Any feedback is greatly appreciated. Am I too repetitive/descriptive/boring? Should I incorporate other aspects like how my baking includes bits of Japanese/Singaporean elements because I take with me things from where I come from/grow up, my cultures intwine with diversity because I'm half singaporean, living in Japan and attending an international school ect----

People find many ways to express their inner world. Some write novels; others paint, perform, or debate; still others design elegant solutions to complex mathematical problems. How do you express your inner world, and how does the world around you respond?

The tantilising smell of the angry black berries rise up as I stare at my reflection in the uneven surface of the tart. Anger, confusion, and frustration evaporate when I enter the realm of baking. It is my intangible sanctuary, a place where I pour out feelings that even some of my closest friends cannot fully understand.
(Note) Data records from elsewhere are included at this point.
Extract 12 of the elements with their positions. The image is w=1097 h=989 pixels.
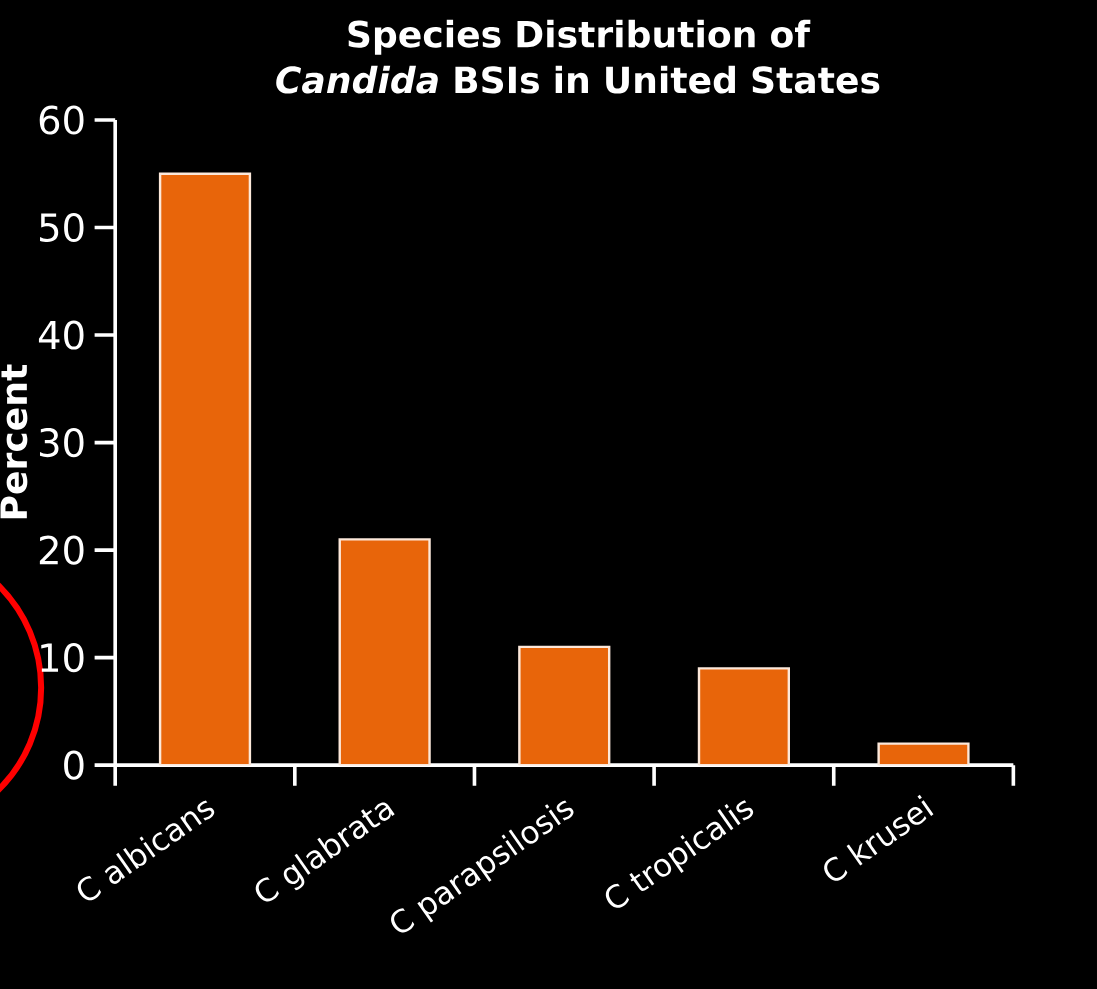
y-tick-label: 30 (39, 427, 84, 457)
bar (697, 667, 791, 765)
y-tick-label: 40 (38, 320, 84, 350)
y-tick-label: 50 (40, 212, 84, 242)
bar (158, 172, 252, 765)
bar (518, 645, 611, 765)
chart-title: Species Distribution of Candida BSIs in United States (276, 19, 880, 94)
y-tick-label: 20 (39, 535, 84, 565)
y-tick-label: 60 (39, 105, 84, 135)
y-tick-label: 0 (64, 750, 84, 780)
y-axis-title: Percent (0, 364, 28, 518)
y-tick-label: 10 (41, 642, 84, 673)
Confusion and indecisiveness ends up as a caramel marble cheesecake, the swirl of colour and mixture of texture exactly how I feel. Bittersweet chocolate drowned in burnt caramel portrays hurt and jealousy, and messy peanut butter - chocolate truffles express my frustration and stress. On days where I am happy, I will immerse myself in conjuring up a fluffy carrot cake topped with a generous dollop of cream cheese frosting. My love and compassion is tasted on circular cakes layered with intricate designs of whipped cream and decorated with evenly sized strawberries whilst chestnut puree squeezed through holes in a creamfiller cause them to flow gracefully onto a soft sponge base like tears, symbolising my sadness.

Those around me know I am sincere when they receive a sticky almond tart with an apology note, and my gratitude is expressed through the thank you card attached to the spicy cinnamon apple crumble. Baking has allowed me to express myself without words. The final product reflect my feelings, and like our ever changing emotions, the desserts are eaten whilst my negative feelings evaporate. The aftertaste is what lingers, happiness and contentment replacing the anxiety and stress that gnawed at my mind. I can now sift through what needs sorting after I expose to the world my feelings and emotions. For me, baking takes care of that.

How can I make it flow better??
Pleease suggest some improvements!!
jc2015 1 / 2  
Jan 7, 2011   #2
I think the topic is good but somehow some sentences are unnecessary or can even be seemed to show off.
Like the first sentence of your intro: "I have a unique way of expressing my inner world."
People know the prompt and if it's really unique, you should let people feel it instead of writing the word "unique" literally.
canes4life 3 / 47  
Jan 9, 2011   #3
Yeah i don't like the first sentence either. I think it sounds like you are regurgitating the prompt. Also I don't think learnt is a word. It should be learned. I like your essay. Interesting comparisons. I'm applying to UNC too. Good luck to you!